I am so glad that I am not held accountable to a script every day of teaching. Do you know how bored and frustrated kids get during a script? First I felt their attention drift. Then despondence settles in as all they want to do is get to testing, not listen to me talk. This deepens until I can feel each pair of eye staring daggers into me and my script. The near hate for the whole process is palpable by the end of those 15 minutes.
Now imagine that times three and you would have my life if every class was like testing. Yuck.
No one has quit today. Yet. I have had temper tantrums, like when J. hit a passage he felt was too long after all the other reading he'd done.
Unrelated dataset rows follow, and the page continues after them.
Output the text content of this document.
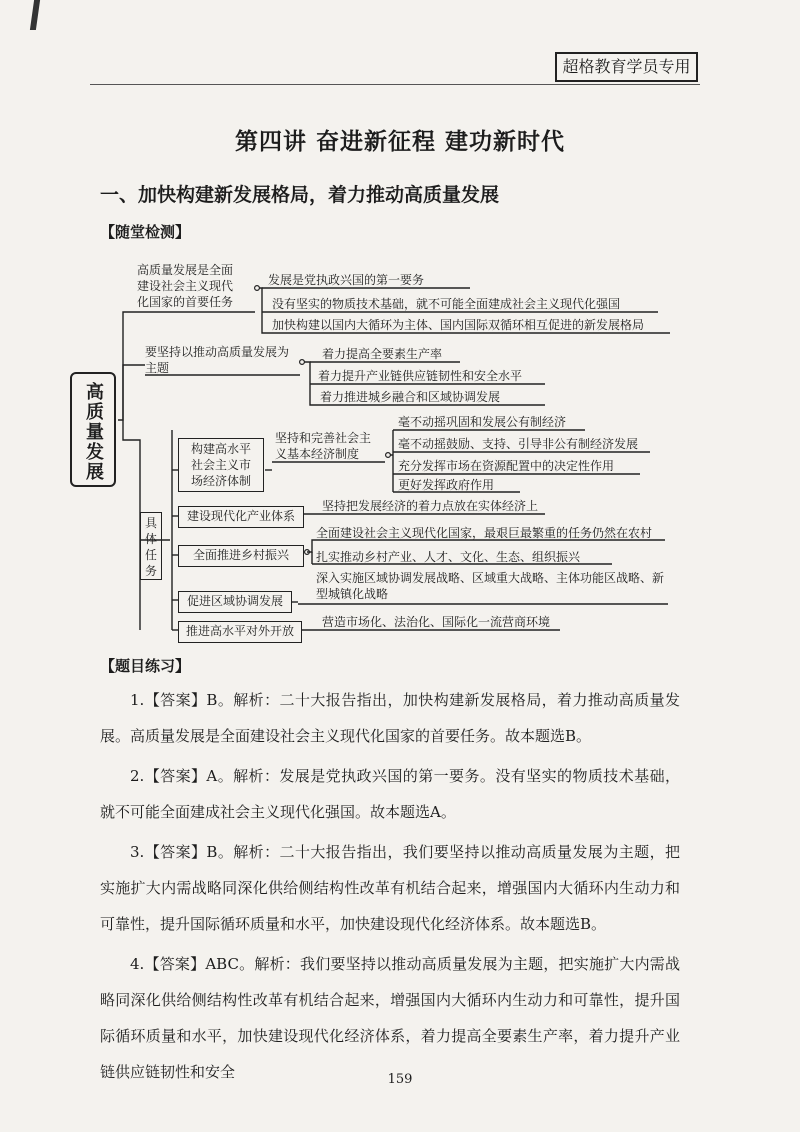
超格教育学员专用
第四讲 奋进新征程 建功新时代
一、加快构建新发展格局，着力推动高质量发展
【随堂检测】
高质量发展
高质量发展是全面
建设社会主义现代
化国家的首要任务
发展是党执政兴国的第一要务
没有坚实的物质技术基础，就不可能全面建成社会主义现代化强国
加快构建以国内大循环为主体、国内国际双循环相互促进的新发展格局
要坚持以推动高质量发展为
主题
着力提高全要素生产率
着力提升产业链供应链韧性和安全水平
着力推进城乡融合和区域协调发展
具
体
任
务
构建高水平
社会主义市
场经济体制
坚持和完善社会主
义基本经济制度
毫不动摇巩固和发展公有制经济
毫不动摇鼓励、支持、引导非公有制经济发展
充分发挥市场在资源配置中的决定性作用
更好发挥政府作用
建设现代化产业体系
坚持把发展经济的着力点放在实体经济上
全面推进乡村振兴
全面建设社会主义现代化国家，最艰巨最繁重的任务仍然在农村
扎实推动乡村产业、人才、文化、生态、组织振兴
促进区域协调发展
深入实施区域协调发展战略、区域重大战略、主体功能区战略、新
型城镇化战略
推进高水平对外开放
营造市场化、法治化、国际化一流营商环境
【题目练习】

1.【答案】B。解析：二十大报告指出，加快构建新发展格局，着力推动高质量发展。高质量发展是全面建设社会主义现代化国家的首要任务。故本题选B。

2.【答案】A。解析：发展是党执政兴国的第一要务。没有坚实的物质技术基础，就不可能全面建成社会主义现代化强国。故本题选A。

3.【答案】B。解析：二十大报告指出，我们要坚持以推动高质量发展为主题，把实施扩大内需战略同深化供给侧结构性改革有机结合起来，增强国内大循环内生动力和可靠性，提升国际循环质量和水平，加快建设现代化经济体系。故本题选B。

4.【答案】ABC。解析：我们要坚持以推动高质量发展为主题，把实施扩大内需战略同深化供给侧结构性改革有机结合起来，增强国内大循环内生动力和可靠性，提升国际循环质量和水平，加快建设现代化经济体系，着力提高全要素生产率，着力提升产业链供应链韧性和安全	159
He's in the back corner cursing to himself as our state auditor walks in. And what am I supposed to do - kick him out for being legitimately frustrated? Not gonna happen. So I break protocol and whisper him down. Just a couple sentences is enough. "You can do this. Take a deep breath. Just keep going." Tick tick tick on the auditor's clipboard.
Another student has been pulling at his hair since he started his test. At one point I look over at him and he's pulled himself a pencil-eraser sized bald spot on the side of his head. So I make him a tape ball out of masking tape and hand it to him. Better to keep his fingers busy with the smooth and sticky tape ball than pull out all the hair on the left side of his head. He has severe attention deficit problems, and being made to sit still for four hours is enough to stress this kid out - before you even ask him to read on grade-level.
In the end, Tape-ball Kid doesn't make it all the way through and circles random answers for his second to last passage, and J. has another meltdown when he finishes before the others, only to find that he has to sit quietly, bored, for the next 45 or 50 minutes it takes for all his testing classmates to finish as well. This time I have to ditch my proctor and pull him in the hall to get him back from the brink of punching something. It probably doesn't help that J. doesn't seem to like me in the first place, and has repeatedly made it known that he would rather be anywhere than in a classroom with me. Maybe he could sit quietly for Mr. N.
Oh testing. I can't believe I get to deal with you for three more days. [Grimace.]